Les Oracles : joyeux bûcher des vanités

Quel bonheur ! Mais quel bonheur de retrouver le style mordant et pince sans rire de Margaret Kennedy.
Il y a comme un parfum de Jane Austen pourtant, ami lecteur, ne vous y trompez pas.
Si ces deux-là ce seraient entendues comme larron en foire, hélas séparées par plus d’un siècle d’écart, Margaret Kennedy possède un terrain de jeu qui lui est propre. Elle cultive une certaine prédilection pour les huis clos dans de petits villages anglais et les défauts de l’âme humaine.

Après Le Festin et Divorce à l’anglaise, Les Oracles n’échappent pas à la règle et c’est sans aucun doute l’un de mes préférés.

Le rideau se lève sur cette fausse tragédie grecque un samedi soir, vers 22h, lorsqu’un orage incroyable s’abat sur le petit village de East Head. Et cet orage, mes amis, va être le déclencheur du plus mémorable des quiproquos.

En effet, ce soir-là, Mrs Rawson, auto proclamée mécène de l’artiste local Conrad Swann, a organisé une soirée pour dévoiler l’Apollon, dernière oeuvre du maître.

Elle y convie la petite élite d’East Head, notamment Dickie Pattinson, le notaire local, dont l’intelligence se morfond dans cet environnement étriqué.
Seulement voilà Conrad s’est évaporé, sans laisser de traces, laissant derrière lui enfants et concubine.
Les convives retenus de force par Martha se noient dans une morosité alcoolisée. L’orage s’abat alors sur la ville, coupant le courant et faisant tomber le rideau sur cette étrange soirée.

Le lendemain, la découverte de l’Apollon abandonné provoque une certaine gueule de bois et sème la zizanie dans cette petite communauté.
Conrad est-il un génie ou est-il devenu fou ? Alors qu’il n’y a alors toujours aucune trace de l’artiste, son ancien ami Frank Archer qui a refait surface lors cette soirée fatidique, dévoile alors une lettre où Conrad lui donne tout pouvoir sur l’Apollon, notamment de s’en débarrasser.

Dès lors les passions se déchaînent entre les partisans de l’Apollon et les sceptiques de l’art moderne.

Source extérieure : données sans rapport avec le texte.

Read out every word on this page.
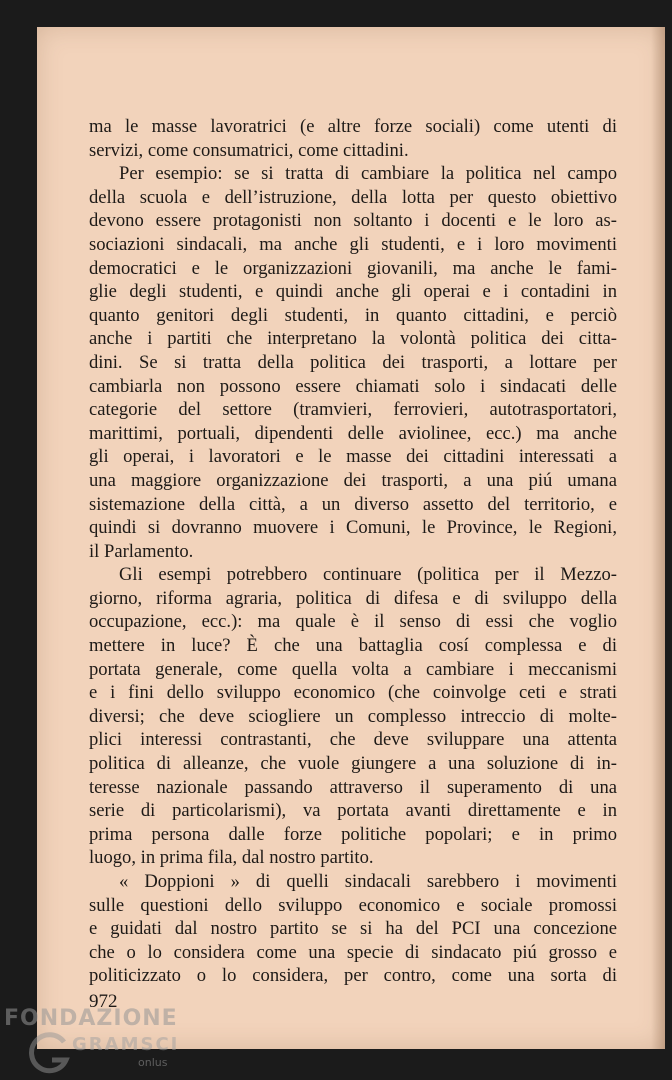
ma le masse lavoratrici (e altre forze sociali) come utenti di
servizi, come consumatrici, come cittadini.
Per esempio: se si tratta di cambiare la politica nel campo
della scuola e dell’istruzione, della lotta per questo obiettivo
devono essere protagonisti non soltanto i docenti e le loro as-
sociazioni sindacali, ma anche gli studenti, e i loro movimenti
democratici e le organizzazioni giovanili, ma anche le fami-
glie degli studenti, e quindi anche gli operai e i contadini in
quanto genitori degli studenti, in quanto cittadini, e perciò
anche i partiti che interpretano la volontà politica dei citta-
dini. Se si tratta della politica dei trasporti, a lottare per
cambiarla non possono essere chiamati solo i sindacati delle
categorie del settore (tramvieri, ferrovieri, autotrasportatori,
marittimi, portuali, dipendenti delle aviolinee, ecc.) ma anche
gli operai, i lavoratori e le masse dei cittadini interessati a
una maggiore organizzazione dei trasporti, a una piú umana
sistemazione della città, a un diverso assetto del territorio, e
quindi si dovranno muovere i Comuni, le Province, le Regioni,
il Parlamento.
Gli esempi potrebbero continuare (politica per il Mezzo-
giorno, riforma agraria, politica di difesa e di sviluppo della
occupazione, ecc.): ma quale è il senso di essi che voglio
mettere in luce? È che una battaglia cosí complessa e di
portata generale, come quella volta a cambiare i meccanismi
e i fini dello sviluppo economico (che coinvolge ceti e strati
diversi; che deve sciogliere un complesso intreccio di molte-
plici interessi contrastanti, che deve sviluppare una attenta
politica di alleanze, che vuole giungere a una soluzione di in-
teresse nazionale passando attraverso il superamento di una
serie di particolarismi), va portata avanti direttamente e in
prima persona dalle forze politiche popolari; e in primo
luogo, in prima fila, dal nostro partito.
« Doppioni » di quelli sindacali sarebbero i movimenti
sulle questioni dello sviluppo economico e sociale promossi
e guidati dal nostro partito se si ha del PCI una concezione
che o lo considera come una specie di sindacato piú grosso e
politicizzato o lo considera, per contro, come una sorta di
972
FONDAZIONE
GRAMSCI
onlus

Les uns se démènent pour le faire acquérir par la petite ville alors que les autres crient à l’hérésie. L’appréciation qu’ont nos personnages de l’Apollon prend finalement plus d’importance que l’œuvre elle-même et chacun a à coeur d’exprimer une opinion bien tranchée.

De l’intrigue presque policière (mais où a diable disparu Swann et pourquoi ?) au questionnement existentiel autour de l’art et du sens de l’existence, Margaret Kennedy s’en donne à cœur joie.
Elle habille caustiquement ses personnages pour l’hiver, jouant des petites vanités de chacun, des mensonges, des gargarisassions des soi-disant connaisseurs d’Art, des jeux d’influence et de pouvoir dans ce type de petite ville de province.

Notable ou simple femme au foyer. Personne n’est épargné. Mais selon moi une mention spéciale au remontage de bretelles en règle fait par Mrs Hugues à Christina, la femme de Dickie.

 » On dirait que tu n’as pas mûri, Christina. Tu es restée la fillette imbue d’elle-même que tu étais à l’école. « 

Morceau choisi de ce moment savoureux. Net, sec et précis. Pourtant cette pauvre Christina aura un rôle crucial à jouer dans cette histoire.

Margaret Kennedy peint avec justesse et un humour grinçant le tableau des petites vanités humaines dans l’existence. Elle en tire une comédie acidulée aussi juste que savoureuse, étonnement moderne et parfaitement aboutie.

Quant au mystère du fameux Apollon, je vous promets que vous ne serez pas déçu du voyage. J’en ris encore ! Ô Art Moderne quand tu tiens.

Si vous êtes déjà tombé sous le charme de Margaret Kennedy, ou si vous avez une prédilection pour Jane Austen, ces Oracles sont à découvrir absolument. Croyez-moi sur parole, ils sont de bon augure !

A retrouver aux Editions de la Table Ronde.